Ge, of Gilead Sciences, also offered another example: Dr. Lukas Wartman, a cancer researcher at Washington University in Saint Louis  fell ill to the very disease he was studying. When standard chemotherapy treatments failed him, Wartman and colleagues sequenced his genome, and discovered a gene called FLT3 was being expressed at a much higher level than in healthy individuals. Using a drug-gene interaction database, they found a drug, Sutenet, normally used to in kidney cancer that targets a “hyperactive” FLT3 gene.

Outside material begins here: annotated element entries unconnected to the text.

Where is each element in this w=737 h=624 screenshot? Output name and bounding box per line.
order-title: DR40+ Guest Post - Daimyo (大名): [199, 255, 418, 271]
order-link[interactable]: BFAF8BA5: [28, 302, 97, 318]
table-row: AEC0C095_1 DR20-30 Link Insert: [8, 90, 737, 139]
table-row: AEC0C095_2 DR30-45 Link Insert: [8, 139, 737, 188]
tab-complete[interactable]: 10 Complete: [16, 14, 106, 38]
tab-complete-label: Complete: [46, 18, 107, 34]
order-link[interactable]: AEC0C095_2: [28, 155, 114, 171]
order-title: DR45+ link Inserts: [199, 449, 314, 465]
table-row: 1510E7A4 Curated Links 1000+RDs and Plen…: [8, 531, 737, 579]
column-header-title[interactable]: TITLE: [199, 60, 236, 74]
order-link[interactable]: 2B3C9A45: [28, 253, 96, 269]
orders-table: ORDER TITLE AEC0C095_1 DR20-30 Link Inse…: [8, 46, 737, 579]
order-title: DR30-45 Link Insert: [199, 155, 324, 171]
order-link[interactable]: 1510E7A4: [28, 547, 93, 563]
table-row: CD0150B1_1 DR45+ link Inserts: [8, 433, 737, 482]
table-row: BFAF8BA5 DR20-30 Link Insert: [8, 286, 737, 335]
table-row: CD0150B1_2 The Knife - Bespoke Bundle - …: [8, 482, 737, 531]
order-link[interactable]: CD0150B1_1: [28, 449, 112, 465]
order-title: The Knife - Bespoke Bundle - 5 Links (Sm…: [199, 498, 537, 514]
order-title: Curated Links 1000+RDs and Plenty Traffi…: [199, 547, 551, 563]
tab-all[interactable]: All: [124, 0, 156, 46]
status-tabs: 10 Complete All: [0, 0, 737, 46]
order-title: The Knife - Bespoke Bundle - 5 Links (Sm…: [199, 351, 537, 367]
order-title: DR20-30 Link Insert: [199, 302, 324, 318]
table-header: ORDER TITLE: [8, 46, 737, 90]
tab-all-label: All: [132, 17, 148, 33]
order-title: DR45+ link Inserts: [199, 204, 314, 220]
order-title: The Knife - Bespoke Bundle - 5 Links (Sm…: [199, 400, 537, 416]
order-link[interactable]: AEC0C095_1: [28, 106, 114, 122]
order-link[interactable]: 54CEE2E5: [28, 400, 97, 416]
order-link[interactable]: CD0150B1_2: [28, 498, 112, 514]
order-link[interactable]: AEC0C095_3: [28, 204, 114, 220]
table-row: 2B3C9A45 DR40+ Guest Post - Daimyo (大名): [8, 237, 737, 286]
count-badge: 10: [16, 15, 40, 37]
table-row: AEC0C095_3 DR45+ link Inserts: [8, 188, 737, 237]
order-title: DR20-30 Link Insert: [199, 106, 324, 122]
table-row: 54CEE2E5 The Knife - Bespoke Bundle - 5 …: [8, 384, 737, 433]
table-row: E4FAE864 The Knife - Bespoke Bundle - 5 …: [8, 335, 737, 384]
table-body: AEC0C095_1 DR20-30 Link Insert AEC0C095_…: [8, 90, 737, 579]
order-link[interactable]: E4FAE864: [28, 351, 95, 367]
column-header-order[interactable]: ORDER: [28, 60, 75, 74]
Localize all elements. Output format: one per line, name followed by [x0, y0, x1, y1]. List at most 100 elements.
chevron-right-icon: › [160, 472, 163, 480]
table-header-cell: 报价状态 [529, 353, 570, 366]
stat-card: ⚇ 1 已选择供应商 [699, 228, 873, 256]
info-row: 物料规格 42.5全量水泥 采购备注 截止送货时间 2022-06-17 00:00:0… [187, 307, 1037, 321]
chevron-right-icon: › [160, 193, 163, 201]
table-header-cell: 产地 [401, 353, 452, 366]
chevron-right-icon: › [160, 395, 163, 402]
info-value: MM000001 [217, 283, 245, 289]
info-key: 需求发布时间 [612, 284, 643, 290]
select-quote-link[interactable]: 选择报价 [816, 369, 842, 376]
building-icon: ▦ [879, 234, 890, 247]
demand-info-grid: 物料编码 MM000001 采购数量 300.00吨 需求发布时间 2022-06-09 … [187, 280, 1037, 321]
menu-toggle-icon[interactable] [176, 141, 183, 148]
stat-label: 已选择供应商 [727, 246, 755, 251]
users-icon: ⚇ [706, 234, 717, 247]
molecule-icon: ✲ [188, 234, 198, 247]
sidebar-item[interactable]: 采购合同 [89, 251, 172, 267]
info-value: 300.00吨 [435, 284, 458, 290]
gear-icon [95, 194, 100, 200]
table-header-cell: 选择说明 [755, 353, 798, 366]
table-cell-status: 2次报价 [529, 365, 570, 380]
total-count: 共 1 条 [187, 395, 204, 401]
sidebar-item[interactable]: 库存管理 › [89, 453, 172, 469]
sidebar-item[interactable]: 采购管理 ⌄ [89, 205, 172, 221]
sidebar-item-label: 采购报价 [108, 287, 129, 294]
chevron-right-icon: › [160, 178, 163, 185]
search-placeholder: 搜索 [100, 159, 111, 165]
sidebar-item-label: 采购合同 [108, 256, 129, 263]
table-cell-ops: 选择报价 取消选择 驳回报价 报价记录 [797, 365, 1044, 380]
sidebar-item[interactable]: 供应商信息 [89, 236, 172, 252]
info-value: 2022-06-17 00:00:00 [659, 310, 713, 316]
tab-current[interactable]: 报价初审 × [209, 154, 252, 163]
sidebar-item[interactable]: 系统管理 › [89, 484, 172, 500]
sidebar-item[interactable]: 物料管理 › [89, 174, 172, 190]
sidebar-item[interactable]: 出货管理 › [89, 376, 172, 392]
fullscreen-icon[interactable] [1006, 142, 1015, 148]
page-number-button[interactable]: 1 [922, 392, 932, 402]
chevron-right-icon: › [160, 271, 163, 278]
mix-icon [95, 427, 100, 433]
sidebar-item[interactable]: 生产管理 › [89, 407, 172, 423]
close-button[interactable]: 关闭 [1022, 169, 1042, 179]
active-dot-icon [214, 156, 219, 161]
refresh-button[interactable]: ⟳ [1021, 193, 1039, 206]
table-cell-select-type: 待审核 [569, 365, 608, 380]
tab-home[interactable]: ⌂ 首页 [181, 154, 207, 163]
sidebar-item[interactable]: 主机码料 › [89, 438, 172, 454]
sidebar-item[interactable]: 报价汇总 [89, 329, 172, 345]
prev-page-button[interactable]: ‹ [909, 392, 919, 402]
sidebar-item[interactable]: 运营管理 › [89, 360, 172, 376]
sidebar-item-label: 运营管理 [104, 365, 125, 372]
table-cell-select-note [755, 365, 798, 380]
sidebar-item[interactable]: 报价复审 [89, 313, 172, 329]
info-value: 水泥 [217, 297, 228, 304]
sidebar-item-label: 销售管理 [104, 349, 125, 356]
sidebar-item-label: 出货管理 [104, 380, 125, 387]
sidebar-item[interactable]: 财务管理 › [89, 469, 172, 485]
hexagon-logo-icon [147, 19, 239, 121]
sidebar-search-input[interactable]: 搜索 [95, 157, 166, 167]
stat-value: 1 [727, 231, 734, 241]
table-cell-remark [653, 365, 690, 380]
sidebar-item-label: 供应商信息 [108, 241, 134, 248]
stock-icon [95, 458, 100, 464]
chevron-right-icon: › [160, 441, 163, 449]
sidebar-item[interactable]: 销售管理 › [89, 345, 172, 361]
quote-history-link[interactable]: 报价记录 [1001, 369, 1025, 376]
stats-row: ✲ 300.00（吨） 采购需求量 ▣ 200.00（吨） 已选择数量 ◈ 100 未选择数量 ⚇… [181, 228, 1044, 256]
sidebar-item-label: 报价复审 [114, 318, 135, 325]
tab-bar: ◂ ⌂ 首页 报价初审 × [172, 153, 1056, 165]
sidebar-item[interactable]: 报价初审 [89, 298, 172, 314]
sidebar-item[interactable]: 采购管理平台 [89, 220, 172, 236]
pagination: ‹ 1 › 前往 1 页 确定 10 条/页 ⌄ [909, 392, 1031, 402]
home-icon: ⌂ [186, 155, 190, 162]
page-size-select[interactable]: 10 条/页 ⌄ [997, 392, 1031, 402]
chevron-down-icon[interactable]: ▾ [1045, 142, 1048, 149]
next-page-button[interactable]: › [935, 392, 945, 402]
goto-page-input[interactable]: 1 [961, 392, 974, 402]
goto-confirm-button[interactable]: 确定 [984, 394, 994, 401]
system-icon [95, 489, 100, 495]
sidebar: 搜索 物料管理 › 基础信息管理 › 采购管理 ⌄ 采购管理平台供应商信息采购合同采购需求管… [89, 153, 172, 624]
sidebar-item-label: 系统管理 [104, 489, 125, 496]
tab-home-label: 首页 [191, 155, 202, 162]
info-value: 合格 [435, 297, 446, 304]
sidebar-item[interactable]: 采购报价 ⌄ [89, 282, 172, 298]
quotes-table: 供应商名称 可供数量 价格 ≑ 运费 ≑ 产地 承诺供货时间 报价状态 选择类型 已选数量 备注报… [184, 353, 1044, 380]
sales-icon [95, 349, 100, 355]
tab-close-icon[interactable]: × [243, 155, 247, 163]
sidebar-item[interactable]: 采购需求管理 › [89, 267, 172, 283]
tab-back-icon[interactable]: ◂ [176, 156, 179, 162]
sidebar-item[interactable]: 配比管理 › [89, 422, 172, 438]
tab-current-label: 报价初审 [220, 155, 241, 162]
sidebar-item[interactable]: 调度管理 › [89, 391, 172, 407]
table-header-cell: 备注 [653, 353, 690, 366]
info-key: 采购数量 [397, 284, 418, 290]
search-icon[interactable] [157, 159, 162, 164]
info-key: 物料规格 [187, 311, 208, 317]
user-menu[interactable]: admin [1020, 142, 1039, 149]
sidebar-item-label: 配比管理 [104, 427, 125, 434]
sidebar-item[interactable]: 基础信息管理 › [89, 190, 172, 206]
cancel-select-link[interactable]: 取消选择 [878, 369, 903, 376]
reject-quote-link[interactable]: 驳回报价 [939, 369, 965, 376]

The story of Dr. Lukas Wartman really speaks to us at DNAnexus. Eventually we envision a world where it’s routine to sequence the tumor and genome of every patient and produce a clinical report indicating what drugs best target the cancer. Or better yet, a routine non-invasive blood test will catch cancer in its earliest stages, and clinicians will prescribe effective, individualized therapies right away to knock the cancer out. But for now, we are deeply engaged in the discussion around genomics in the clinic and providing the technological backbone that enables various research partnerships through sharing and management of data and tools around large volumes of sequencing data to discover novel insights. By making it easier, and in many cases feasible, to work with genomic data, pharmaceutical companies and their collaborators (both medical centers and, critically, the patients themselves) can benefit from the power of genomics and use this knowledge to drive drug discovery and deliver new medicines to benefit patients.